而姓趙,生面孔,年齡又符合的女子,又恰恰好出現在百花宴上。
除了那位輔國公府唯一的嫡出小姐,還有誰?
范志德的臉逐漸由紅轉青、由青轉白。
剛剛還高高舉起,想要扇向趙盼夏的手僵在半空。
兩條腿開始如彈琵琶一般顫抖起來。
他哆哆嗦嗦地看向趙盼夏,抱著最后一絲希望問:“你……你是趙大將軍的孫女?”
趙盼夏怯怯地點頭。
范志德頓覺全身一涼,雙膝一軟,噗通跪了下去。
他都跪了,其他人又哪敢站著,一個個膝蓋砰砰往下砸。
趙盼夏像受了驚的小兔子一樣,躲到了姜南溪身后。
姜南溪看著她這怯生生、哭唧唧,仿佛特別軟糯,特別好欺負的模樣。
忍不住無語:“你有這么牛逼哄哄的身份,怎么不早點晾出來,任由這兩個傻叉調戲你啊?”
趙盼夏鼻子一皺,雙眼頓時濕漉漉地,看著格外可憐:“我……我不喜歡和不認識的人說話,也……也不擅長和人爭辯,一爭辯我就會哭。”
說著,小姑娘似乎委屈起來。
鼻子一酸,晶瑩的淚珠就忍不住往下掉。
姜南溪:懂了!社恐,加淚失禁體質!
這種人確實極其不擅長跟人打交道,尤其是范志德這種不要臉的人渣。
她伸手捏了捏趙盼夏的小臉:“既然你不擅長,那就聽我的。”
趙盼夏毫不猶豫地點頭:“姐姐你說。”
真乖巧!
姜南溪:“告訴他們,想讓你原諒他們,不去找趙大將軍和趙貴妃告狀也可以。讓他們自己跳到湖里去,不管會不會游泳,泡半個時辰不許上來,若是敢上來一步,呵呵……下次就換去皇宮的水牢里泡!”
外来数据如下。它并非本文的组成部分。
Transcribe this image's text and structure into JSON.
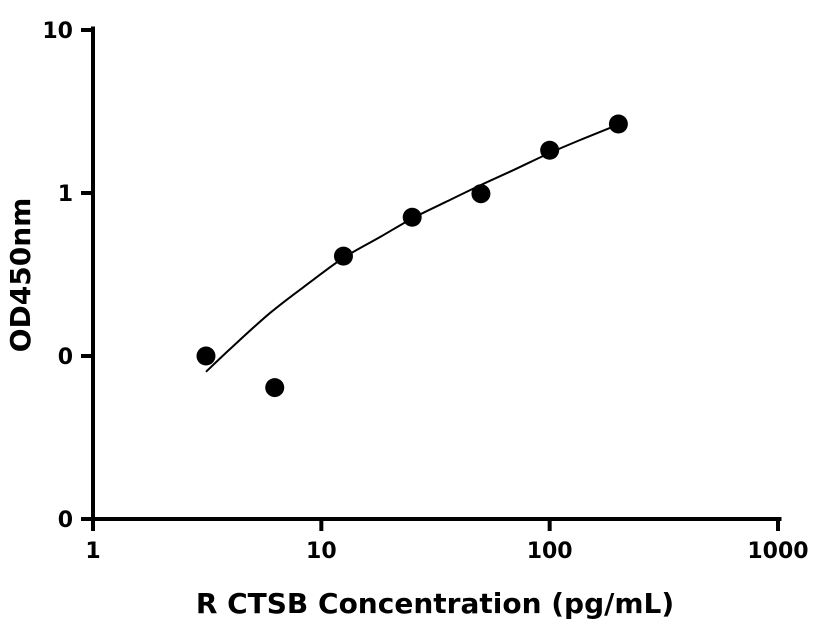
{
  "chart_data": {
    "type": "scatter",
    "title": "",
    "xlabel": "R CTSB Concentration (pg/mL)",
    "ylabel": "OD450nm",
    "x_scale": "log",
    "y_scale": "log",
    "xlim": [
      1,
      1000
    ],
    "ylim": [
      0.01,
      10
    ],
    "x_ticks": [
      {
        "value": 1,
        "label": "1"
      },
      {
        "value": 10,
        "label": "10"
      },
      {
        "value": 100,
        "label": "100"
      },
      {
        "value": 1000,
        "label": "1000"
      }
    ],
    "y_ticks": [
      {
        "value": 0.01,
        "label": "0"
      },
      {
        "value": 0.1,
        "label": "0"
      },
      {
        "value": 1,
        "label": "1"
      },
      {
        "value": 10,
        "label": "10"
      }
    ],
    "grid": false,
    "legend": "none",
    "series": [
      {
        "x": [
          3.125,
          6.25,
          12.5,
          25,
          50,
          100,
          200
        ],
        "y": [
          0.1,
          0.064,
          0.41,
          0.71,
          0.99,
          1.83,
          2.65
        ]
      }
    ],
    "fit_curve": {
      "x": [
        3.125,
        4,
        6,
        9,
        12.5,
        18,
        25,
        35,
        50,
        70,
        100,
        140,
        200
      ],
      "y": [
        0.08,
        0.111,
        0.185,
        0.286,
        0.4,
        0.535,
        0.698,
        0.88,
        1.12,
        1.39,
        1.76,
        2.15,
        2.63
      ]
    },
    "colors": {
      "marker": "#000000",
      "curve": "#000000",
      "axis": "#000000"
    }
  }
}
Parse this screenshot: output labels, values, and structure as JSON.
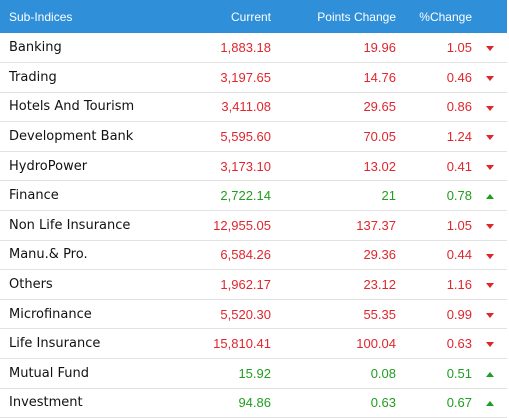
{
  "header": {
    "name": "Sub-Indices",
    "current": "Current",
    "points_change": "Points Change",
    "pct_change": "%Change"
  },
  "colors": {
    "header_bg": "#2f8fd8",
    "negative": "#e0262d",
    "positive": "#1f9e1f"
  },
  "rows": [
    {
      "name": "Banking",
      "current": "1,883.18",
      "points": "19.96",
      "pct": "1.05",
      "dir": "down"
    },
    {
      "name": "Trading",
      "current": "3,197.65",
      "points": "14.76",
      "pct": "0.46",
      "dir": "down"
    },
    {
      "name": "Hotels And Tourism",
      "current": "3,411.08",
      "points": "29.65",
      "pct": "0.86",
      "dir": "down"
    },
    {
      "name": "Development Bank",
      "current": "5,595.60",
      "points": "70.05",
      "pct": "1.24",
      "dir": "down"
    },
    {
      "name": "HydroPower",
      "current": "3,173.10",
      "points": "13.02",
      "pct": "0.41",
      "dir": "down"
    },
    {
      "name": "Finance",
      "current": "2,722.14",
      "points": "21",
      "pct": "0.78",
      "dir": "up"
    },
    {
      "name": "Non Life Insurance",
      "current": "12,955.05",
      "points": "137.37",
      "pct": "1.05",
      "dir": "down"
    },
    {
      "name": "Manu.& Pro.",
      "current": "6,584.26",
      "points": "29.36",
      "pct": "0.44",
      "dir": "down"
    },
    {
      "name": "Others",
      "current": "1,962.17",
      "points": "23.12",
      "pct": "1.16",
      "dir": "down"
    },
    {
      "name": "Microfinance",
      "current": "5,520.30",
      "points": "55.35",
      "pct": "0.99",
      "dir": "down"
    },
    {
      "name": "Life Insurance",
      "current": "15,810.41",
      "points": "100.04",
      "pct": "0.63",
      "dir": "down"
    },
    {
      "name": "Mutual Fund",
      "current": "15.92",
      "points": "0.08",
      "pct": "0.51",
      "dir": "up"
    },
    {
      "name": "Investment",
      "current": "94.86",
      "points": "0.63",
      "pct": "0.67",
      "dir": "up"
    }
  ]
}
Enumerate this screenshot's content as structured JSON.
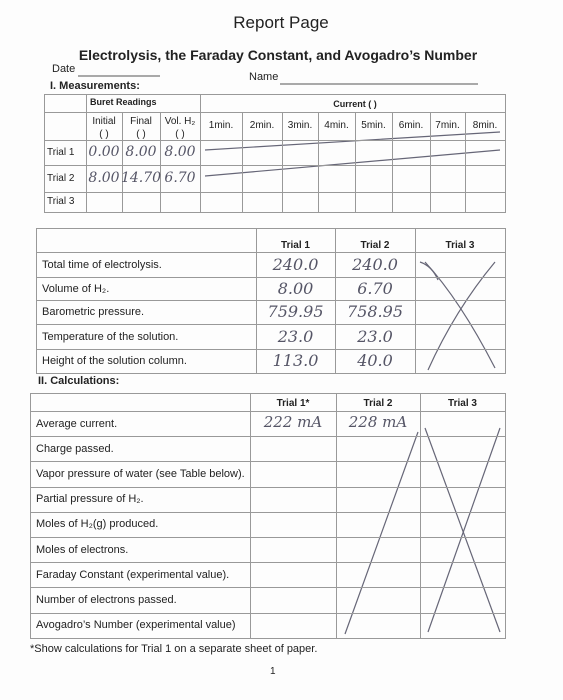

趙盼夏雖然依舊還怕與人打交道,但還是乖乖把姜南溪的話復述了一遍。
只是她說話結結巴巴,聲音如蚊子叫,臉上還有著兔子般受驚的表情。
看上去實在不像是要教訓人,倒像是快被人嚇哭了。
但趙盼夏的身份擺在那。
范志德一群人哪里敢得罪,哪里敢不遵從?
于是,一個個就跟被踹了屁股的癩蛤蟆一樣,噗通噗通,一個接一個蹦進了湖水里。
趙盼夏如釋重負。
看姜南溪和韓妤菲的目光像在看救星。
小手拽住姜南溪的衣擺就不肯松開:“姐姐,待會宴席上,我能……能一直跟著你們嗎?我真的很怕一個人待著!”
韓妤菲抓起她冰涼的小手,輕輕摸了摸她的腦袋:“當然可以啊!”
姜南溪卻不行。
她還打算獨自行動,去找謝斯辰呢!
只是還不等她說話,就見沈翊文急匆匆地跑過來。
“南溪!佛經呢?”他一把將姜南溪拖到旁邊,焦急問。
姜南溪只得先放棄了找謝斯辰。
唇角微微一勾道:“二表哥急什么,我既然答應了今日給你,自然不會食。東西現在在金鈴手上,我現在便去取來!”
今年的百花宴有了個新的規定。
便是參加宴會的公子小姐,都不能攜帶婢女小廝進門。